Homem-bomba, camicase, haraquiri, embora impliquem na própria destruição, podem ser considerados como uma recusa a continuar a viver? Quando são provenientes de ações perpetradas contra um alvo específico ou determinado objetivo em que o indivíduo perde a vida ao concretizar o ataque ou ao se violentar, sendo essa morte crucial e desejada pelo responsável. Os motivos concernentes a essas variantes de ataque contra si mesmo correlacionam-se mais a um sacrifício ou martírio e são diametralmente opostos aos que levam alguém a tirar sua própria vida por total incompatibilidade e inaceitabilidade das condições a que estamos sujeitos para conviver entre nossos semelhantes.

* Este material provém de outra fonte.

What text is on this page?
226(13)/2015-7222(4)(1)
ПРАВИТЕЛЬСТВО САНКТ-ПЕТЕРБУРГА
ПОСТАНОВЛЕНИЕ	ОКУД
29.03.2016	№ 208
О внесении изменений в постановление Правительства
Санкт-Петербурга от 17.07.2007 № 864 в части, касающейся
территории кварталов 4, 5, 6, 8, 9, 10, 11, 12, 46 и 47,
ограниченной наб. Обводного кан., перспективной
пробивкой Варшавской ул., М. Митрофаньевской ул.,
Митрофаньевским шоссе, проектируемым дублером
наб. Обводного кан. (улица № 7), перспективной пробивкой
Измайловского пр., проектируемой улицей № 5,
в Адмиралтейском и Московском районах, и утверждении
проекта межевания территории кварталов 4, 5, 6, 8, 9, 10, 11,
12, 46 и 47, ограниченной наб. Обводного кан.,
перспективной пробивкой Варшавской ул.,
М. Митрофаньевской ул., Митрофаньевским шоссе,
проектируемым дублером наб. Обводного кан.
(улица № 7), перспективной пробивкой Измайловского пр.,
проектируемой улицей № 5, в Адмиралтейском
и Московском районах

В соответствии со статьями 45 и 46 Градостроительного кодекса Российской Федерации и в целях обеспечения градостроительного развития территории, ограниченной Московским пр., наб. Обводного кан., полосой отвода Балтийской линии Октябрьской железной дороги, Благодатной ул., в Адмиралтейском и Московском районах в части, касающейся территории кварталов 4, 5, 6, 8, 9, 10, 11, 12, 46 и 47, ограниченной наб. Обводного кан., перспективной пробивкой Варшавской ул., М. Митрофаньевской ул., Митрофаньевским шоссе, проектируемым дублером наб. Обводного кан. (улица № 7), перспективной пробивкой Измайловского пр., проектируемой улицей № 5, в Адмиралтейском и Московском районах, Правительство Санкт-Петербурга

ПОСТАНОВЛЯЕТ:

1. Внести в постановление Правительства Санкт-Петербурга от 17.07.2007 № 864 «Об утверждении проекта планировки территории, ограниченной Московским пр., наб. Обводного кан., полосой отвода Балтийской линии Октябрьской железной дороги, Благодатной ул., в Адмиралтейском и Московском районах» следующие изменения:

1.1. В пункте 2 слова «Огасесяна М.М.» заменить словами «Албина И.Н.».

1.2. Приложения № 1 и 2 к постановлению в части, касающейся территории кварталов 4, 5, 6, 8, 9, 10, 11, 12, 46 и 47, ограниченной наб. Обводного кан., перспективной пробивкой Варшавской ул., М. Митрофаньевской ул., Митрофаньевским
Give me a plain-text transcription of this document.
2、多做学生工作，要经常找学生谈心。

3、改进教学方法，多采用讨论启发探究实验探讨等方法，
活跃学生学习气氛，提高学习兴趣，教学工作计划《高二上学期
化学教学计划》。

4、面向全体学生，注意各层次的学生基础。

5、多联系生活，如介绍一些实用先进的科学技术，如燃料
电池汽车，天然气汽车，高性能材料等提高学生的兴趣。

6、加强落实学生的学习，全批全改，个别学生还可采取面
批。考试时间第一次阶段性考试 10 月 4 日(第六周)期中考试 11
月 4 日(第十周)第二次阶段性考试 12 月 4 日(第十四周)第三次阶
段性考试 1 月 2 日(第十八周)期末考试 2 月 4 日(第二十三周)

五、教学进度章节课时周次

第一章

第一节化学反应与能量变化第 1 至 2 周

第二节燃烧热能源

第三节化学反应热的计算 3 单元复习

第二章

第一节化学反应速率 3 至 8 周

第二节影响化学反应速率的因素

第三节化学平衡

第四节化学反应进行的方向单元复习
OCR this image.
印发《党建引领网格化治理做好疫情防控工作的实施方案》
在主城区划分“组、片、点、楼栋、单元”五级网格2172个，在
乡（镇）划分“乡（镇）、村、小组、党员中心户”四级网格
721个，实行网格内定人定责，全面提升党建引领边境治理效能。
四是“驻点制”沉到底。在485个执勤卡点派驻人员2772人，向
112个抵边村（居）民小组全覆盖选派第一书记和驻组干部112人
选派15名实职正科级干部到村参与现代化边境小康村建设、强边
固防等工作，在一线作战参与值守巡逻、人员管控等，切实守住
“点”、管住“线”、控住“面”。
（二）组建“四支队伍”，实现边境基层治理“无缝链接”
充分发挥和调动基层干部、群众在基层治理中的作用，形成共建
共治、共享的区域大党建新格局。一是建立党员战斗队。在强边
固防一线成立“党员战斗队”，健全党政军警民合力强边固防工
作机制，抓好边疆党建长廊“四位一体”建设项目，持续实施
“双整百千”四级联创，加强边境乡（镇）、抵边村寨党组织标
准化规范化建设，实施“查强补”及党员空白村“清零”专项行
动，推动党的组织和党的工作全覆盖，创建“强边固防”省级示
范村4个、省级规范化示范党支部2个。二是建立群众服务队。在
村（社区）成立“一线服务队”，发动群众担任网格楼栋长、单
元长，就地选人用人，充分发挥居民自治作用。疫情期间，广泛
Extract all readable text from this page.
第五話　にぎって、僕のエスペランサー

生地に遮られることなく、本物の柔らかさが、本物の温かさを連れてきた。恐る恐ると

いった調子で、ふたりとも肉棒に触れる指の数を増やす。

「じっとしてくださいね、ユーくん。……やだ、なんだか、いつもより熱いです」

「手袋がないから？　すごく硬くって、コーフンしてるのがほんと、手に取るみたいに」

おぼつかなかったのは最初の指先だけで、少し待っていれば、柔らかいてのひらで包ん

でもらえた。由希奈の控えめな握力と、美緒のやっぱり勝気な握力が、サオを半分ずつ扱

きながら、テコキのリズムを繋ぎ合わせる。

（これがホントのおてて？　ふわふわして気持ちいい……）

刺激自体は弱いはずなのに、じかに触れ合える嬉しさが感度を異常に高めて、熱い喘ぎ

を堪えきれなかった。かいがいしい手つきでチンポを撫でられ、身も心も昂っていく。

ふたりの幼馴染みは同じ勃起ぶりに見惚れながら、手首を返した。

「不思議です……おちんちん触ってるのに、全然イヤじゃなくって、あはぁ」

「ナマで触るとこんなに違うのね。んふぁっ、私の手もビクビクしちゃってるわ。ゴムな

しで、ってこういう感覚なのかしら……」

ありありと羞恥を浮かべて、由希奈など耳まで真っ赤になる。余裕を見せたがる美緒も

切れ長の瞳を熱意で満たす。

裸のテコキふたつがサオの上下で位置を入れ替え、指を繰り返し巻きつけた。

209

Ainda assim, existe alguma confusão entre os termos suicídio, sacrifício e martírio. O suicídio caracteriza o ato de erradicar sua própria existência e o único propósito é o de alcançar só, somente só, a morte do indivíduo que o comete. No entanto, significa o sacrifício de sua própria vida se executado em prol do terrorismo ou de destruir o inimigo. Já o homem-bomba é associado ao martírio de sacrificar sua própria vida pela certeza de ter um lugar reservado no “paraíso” depois da morte e de não ir para o “inferno”, sendo uma conduta repleta de concepções religiosas e de fé, afastando-se assim da definição de sacrifício.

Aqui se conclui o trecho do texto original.